Rivera parte de su experiencia como espectadora y creadora de arte para despertar nuestra conciencia de percepción y sumergirnos literalmente en el interior de sus trabajos. La pintura, la poesía, la literatura permiten que incorporemos a nuestra experiencia la intimidad que la artista ha construido y formalizado en su obra. Un mundo poético e inédito que son la prefiguración de un lenguaje. Forma es equilibrio. Esto significa transmutar la complejidad en sencillez; es decir, ganar sentido estético, llevar el discurso pictórico a lo más sencillo, a lo esencial.

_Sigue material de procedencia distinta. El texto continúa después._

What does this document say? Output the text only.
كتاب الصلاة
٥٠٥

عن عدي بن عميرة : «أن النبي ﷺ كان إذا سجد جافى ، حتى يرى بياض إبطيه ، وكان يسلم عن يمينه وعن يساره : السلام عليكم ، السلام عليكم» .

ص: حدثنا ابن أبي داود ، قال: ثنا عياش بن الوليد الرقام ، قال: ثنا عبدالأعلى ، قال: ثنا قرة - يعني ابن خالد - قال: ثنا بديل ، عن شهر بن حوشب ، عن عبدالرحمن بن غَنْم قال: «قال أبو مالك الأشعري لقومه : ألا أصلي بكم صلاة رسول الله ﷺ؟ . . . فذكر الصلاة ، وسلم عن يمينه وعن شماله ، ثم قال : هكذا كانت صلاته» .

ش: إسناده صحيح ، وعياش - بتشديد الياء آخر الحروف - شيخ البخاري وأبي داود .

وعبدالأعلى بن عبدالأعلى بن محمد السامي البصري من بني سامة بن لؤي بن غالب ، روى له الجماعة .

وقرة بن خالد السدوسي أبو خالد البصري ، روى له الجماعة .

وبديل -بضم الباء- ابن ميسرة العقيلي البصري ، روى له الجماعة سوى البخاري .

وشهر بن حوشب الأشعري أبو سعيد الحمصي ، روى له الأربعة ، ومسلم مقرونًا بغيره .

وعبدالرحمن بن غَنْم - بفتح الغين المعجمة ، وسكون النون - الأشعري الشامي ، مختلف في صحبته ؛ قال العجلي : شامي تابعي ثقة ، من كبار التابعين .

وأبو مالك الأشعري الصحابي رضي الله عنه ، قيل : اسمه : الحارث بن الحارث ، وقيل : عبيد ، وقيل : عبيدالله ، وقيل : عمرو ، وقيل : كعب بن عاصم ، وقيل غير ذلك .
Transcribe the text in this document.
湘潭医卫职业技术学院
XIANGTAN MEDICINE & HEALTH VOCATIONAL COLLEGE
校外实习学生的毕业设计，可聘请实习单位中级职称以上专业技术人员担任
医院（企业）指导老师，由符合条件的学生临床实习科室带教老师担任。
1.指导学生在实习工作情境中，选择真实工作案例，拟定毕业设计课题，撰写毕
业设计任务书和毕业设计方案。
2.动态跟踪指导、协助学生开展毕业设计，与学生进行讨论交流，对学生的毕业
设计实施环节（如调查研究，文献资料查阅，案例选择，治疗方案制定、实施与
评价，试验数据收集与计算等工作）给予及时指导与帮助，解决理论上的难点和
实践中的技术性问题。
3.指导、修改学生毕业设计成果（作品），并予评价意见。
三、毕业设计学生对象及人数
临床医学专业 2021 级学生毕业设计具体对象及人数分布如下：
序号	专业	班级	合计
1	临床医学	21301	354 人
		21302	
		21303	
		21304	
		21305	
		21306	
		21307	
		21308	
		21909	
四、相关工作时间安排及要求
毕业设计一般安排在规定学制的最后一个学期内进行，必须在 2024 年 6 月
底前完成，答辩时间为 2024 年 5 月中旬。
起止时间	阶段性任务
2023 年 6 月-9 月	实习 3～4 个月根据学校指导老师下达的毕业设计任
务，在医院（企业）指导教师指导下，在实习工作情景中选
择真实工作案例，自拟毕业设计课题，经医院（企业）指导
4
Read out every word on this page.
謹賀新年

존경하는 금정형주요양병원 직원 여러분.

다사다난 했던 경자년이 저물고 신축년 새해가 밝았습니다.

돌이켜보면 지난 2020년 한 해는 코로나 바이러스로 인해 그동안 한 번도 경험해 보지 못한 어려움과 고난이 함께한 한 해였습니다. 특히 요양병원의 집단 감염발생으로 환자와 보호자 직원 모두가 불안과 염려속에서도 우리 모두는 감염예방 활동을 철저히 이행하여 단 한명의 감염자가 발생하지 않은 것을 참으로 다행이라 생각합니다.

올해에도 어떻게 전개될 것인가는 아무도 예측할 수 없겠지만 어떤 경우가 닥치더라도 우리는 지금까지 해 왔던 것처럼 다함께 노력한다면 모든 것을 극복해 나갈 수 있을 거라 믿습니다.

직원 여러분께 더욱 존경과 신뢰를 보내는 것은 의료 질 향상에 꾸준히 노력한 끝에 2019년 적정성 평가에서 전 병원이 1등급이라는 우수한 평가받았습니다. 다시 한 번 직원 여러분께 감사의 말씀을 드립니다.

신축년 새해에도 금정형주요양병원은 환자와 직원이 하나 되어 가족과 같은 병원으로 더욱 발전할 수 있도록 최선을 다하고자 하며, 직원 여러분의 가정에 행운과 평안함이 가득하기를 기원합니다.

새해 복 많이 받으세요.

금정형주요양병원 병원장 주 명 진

Escribió Wislawa Szymborska:
Pensabas que el que deserta de la vida vive en el desierto,
y él, en su casita con jardín
en un alegre bosquecillo de abedules
a 10 minutos de la carretera
por un sendero señalizado[1].
Como dice la poeta polaca, hay que buscar el destello no sólo del desierto sino de la vida. Metáfora sorprendente. Y la obra de Rivera es eso: lo ilimitado contradice todos los límites; es decir, nunca culmina, siempre está en una evolución sin regreso. En algunas de sus obras como El vaivén de la vida, Son juegos, El viento va y viene Rivera continúa su línea de reflexión sobre el contexto surafricano del cuerpo y, mediante el uso de un imaginario poético y surrealista, expone una narración no exactamente lineal que surge a partir de una historia real, pero al mismo tiempo, muy personal, que la artista va cambiando constantemente; la influencia de William Kentridge es clave, no como seguimiento sino como aprendizaje. Un regreso a lo desconocido. Son interesantes los esqueletos, las vísceras, los vegetales, piedras… Es un signo de un arte en cambio constante. Espacio sin nombre, sin cuerpo definido.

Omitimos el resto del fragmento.